I go find a public toilet.
Reply 7
Not this again :colondollar:
Reply 8
Original post by Movember
what do you do? poll included so you can answer that. has anyone been unfortunate enough for this to happen to them?:redface:


McDonalds or your local cinema usually have fairly decent toilets that are cleaned regularly, if you go in your local pub, you may have to wipe urine off the seats yourself.
I always go before leaving.
Reply 10
I remember the last time we had this thread, someone actually thought it should be illegal to defecate in a public toilet and that anyone doing so was a sick human being :teehee: Oh TSR. Ever the paragon of normality.
Reply 11
Pooping in a public loo is better than messing yourself. If I couldn't hold it I would go into a toilet.
Reply 12
Original post by kerily
I remember the last time we had this thread, someone actually thought it should be illegal to defecate in a public toilet and that anyone doing so was a sick human being :teehee: Oh TSR. Ever the paragon of normality.


I remember it well. I got so incensed at that 'never poo in public' person

the arguments ensuing were quite funny
Reply 13
Original post by Cool Cat
I remember it well. I got so incensed at that 'never poo in public' person

the arguments ensuing were quite funny


I don't understand how it even affects you if someone else decides to do that. Like, if they don't flush, then they should be burnt alive, but that goes for anyone who doesn't flush. (I exaggerate. But only just!) If they do flush, does it actually matter?
Reply 14
Find the nearest toilet. Take care of business.

I've gone in front of a room full of people (not purposely), including the man I frequently sleep with, whilst giving birth. At all three labours. My dignity is officially at zero levels :redface:
Department stores always have the cleanest, nicest toilets I find. Cleaner and nicer than my own, in fact.
Original post by Lyde
Find the nearest toilet. Take care of business.

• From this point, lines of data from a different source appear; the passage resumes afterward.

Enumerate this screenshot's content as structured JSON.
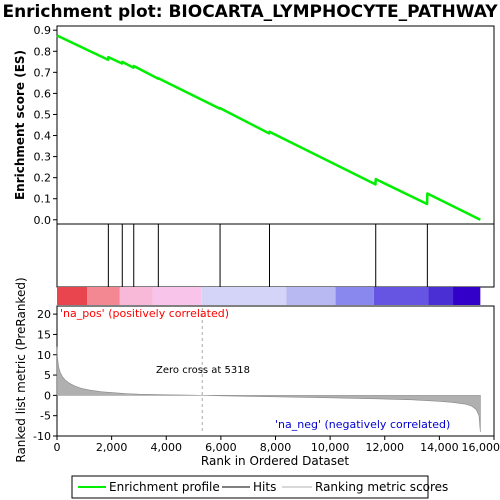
{
  "chart_data": {
    "type": "line",
    "title": "Enrichment plot: BIOCARTA_LYMPHOCYTE_PATHWAY",
    "xlabel": "Rank in Ordered Dataset",
    "ylabel_top": "Enrichment score (ES)",
    "ylabel_bottom": "Ranked list metric (PreRanked)",
    "xlim": [
      0,
      16000
    ],
    "x_ticks": [
      "0",
      "2,000",
      "4,000",
      "6,000",
      "8,000",
      "10,000",
      "12,000",
      "14,000",
      "16,000"
    ],
    "x_tick_values": [
      0,
      2000,
      4000,
      6000,
      8000,
      10000,
      12000,
      14000,
      16000
    ],
    "es_ylim": [
      -0.02,
      0.92
    ],
    "es_ticks": [
      "0.0",
      "0.1",
      "0.2",
      "0.3",
      "0.4",
      "0.5",
      "0.6",
      "0.7",
      "0.8",
      "0.9"
    ],
    "es_tick_values": [
      0.0,
      0.1,
      0.2,
      0.3,
      0.4,
      0.5,
      0.6,
      0.7,
      0.8,
      0.9
    ],
    "metric_ylim": [
      -10,
      22
    ],
    "metric_ticks": [
      "-10",
      "-5",
      "0",
      "5",
      "10",
      "15",
      "20"
    ],
    "metric_tick_values": [
      -10,
      -5,
      0,
      5,
      10,
      15,
      20
    ],
    "total_genes": 15500,
    "enrichment_profile": {
      "name": "Enrichment profile",
      "color": "#00ee00",
      "x": [
        0,
        1870,
        1880,
        2380,
        2390,
        2800,
        2810,
        3700,
        3710,
        5960,
        5970,
        7770,
        7780,
        11660,
        11670,
        13550,
        13560,
        15500
      ],
      "y": [
        0.875,
        0.76,
        0.772,
        0.742,
        0.75,
        0.722,
        0.73,
        0.67,
        0.672,
        0.528,
        0.53,
        0.41,
        0.418,
        0.168,
        0.193,
        0.075,
        0.125,
        0.0
      ]
    },
    "hits": {
      "name": "Hits",
      "x": [
        1880,
        2390,
        2810,
        3710,
        5970,
        7780,
        11670,
        13560
      ]
    },
    "ranking_metric": {
      "name": "Ranking metric scores",
      "x": [
        0,
        20,
        60,
        120,
        200,
        300,
        450,
        650,
        900,
        1200,
        1600,
        2000,
        2500,
        3000,
        4000,
        5000,
        5318,
        6000,
        8000,
        10000,
        12000,
        13000,
        14000,
        14500,
        15000,
        15200,
        15350,
        15450,
        15500
      ],
      "y": [
        12.0,
        9.0,
        7.0,
        5.6,
        4.6,
        3.8,
        3.0,
        2.3,
        1.7,
        1.3,
        0.9,
        0.7,
        0.45,
        0.3,
        0.15,
        0.05,
        0.0,
        -0.1,
        -0.35,
        -0.6,
        -0.9,
        -1.1,
        -1.45,
        -1.75,
        -2.2,
        -2.7,
        -3.5,
        -5.0,
        -9.0
      ]
    },
    "color_bar": [
      {
        "from": 0,
        "to": 1100,
        "color": "#e8454f"
      },
      {
        "from": 1100,
        "to": 2300,
        "color": "#f48892"
      },
      {
        "from": 2300,
        "to": 3500,
        "color": "#f8b8d8"
      },
      {
        "from": 3500,
        "to": 5300,
        "color": "#f9c4ea"
      },
      {
        "from": 5300,
        "to": 8400,
        "color": "#d4d4f8"
      },
      {
        "from": 8400,
        "to": 10200,
        "color": "#b8b8f2"
      },
      {
        "from": 10200,
        "to": 11600,
        "color": "#8888ee"
      },
      {
        "from": 11600,
        "to": 13600,
        "color": "#6655e2"
      },
      {
        "from": 13600,
        "to": 14500,
        "color": "#4a2fd4"
      },
      {
        "from": 14500,
        "to": 15500,
        "color": "#3200c8"
      }
    ],
    "annotations": {
      "pos_label": "'na_pos' (positively correlated)",
      "neg_label": "'na_neg' (negatively correlated)",
      "zero_cross": "Zero cross at 5318",
      "zero_cross_x": 5318
    },
    "colors": {
      "pos_label": "#ff0000",
      "neg_label": "#0000cc",
      "hit_line": "#000000",
      "metric_fill": "#b0b0b0"
    },
    "legend": {
      "placement": "bottom",
      "items": [
        {
          "label": "Enrichment profile",
          "color": "#00ee00"
        },
        {
          "label": "Hits",
          "color": "#000000"
        },
        {
          "label": "Ranking metric scores",
          "color": "#b0b0b0"
        }
      ]
    }
  }
}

I've gone in front of a room full of people (not purposely), including the man I frequently sleep with, whilst giving birth. At all three labours. My dignity is officially at zero levels :redface:
:zomg:
Reply 17
Original post by Lyde
I've gone in front of a room full of people (not purposely), including the man I frequently sleep with, whilst giving birth. At all three labours. My dignity is officially at zero levels :redface:

You have my sympathy. :tongue:
Reply 18
Original post by Lyde
Find the nearest toilet. Take care of business.

I've gone in front of a room full of people (not purposely), including the man I frequently sleep with, whilst giving birth. At all three labours. My dignity is officially at zero levels :redface:


This is why I'm glad I'll probably never be expected to give birth :yy:
Original post by whyumadtho
:zomg:


Hate to break it to you, but while you're pushing a small person out of you, pooing is somewhat inevitable.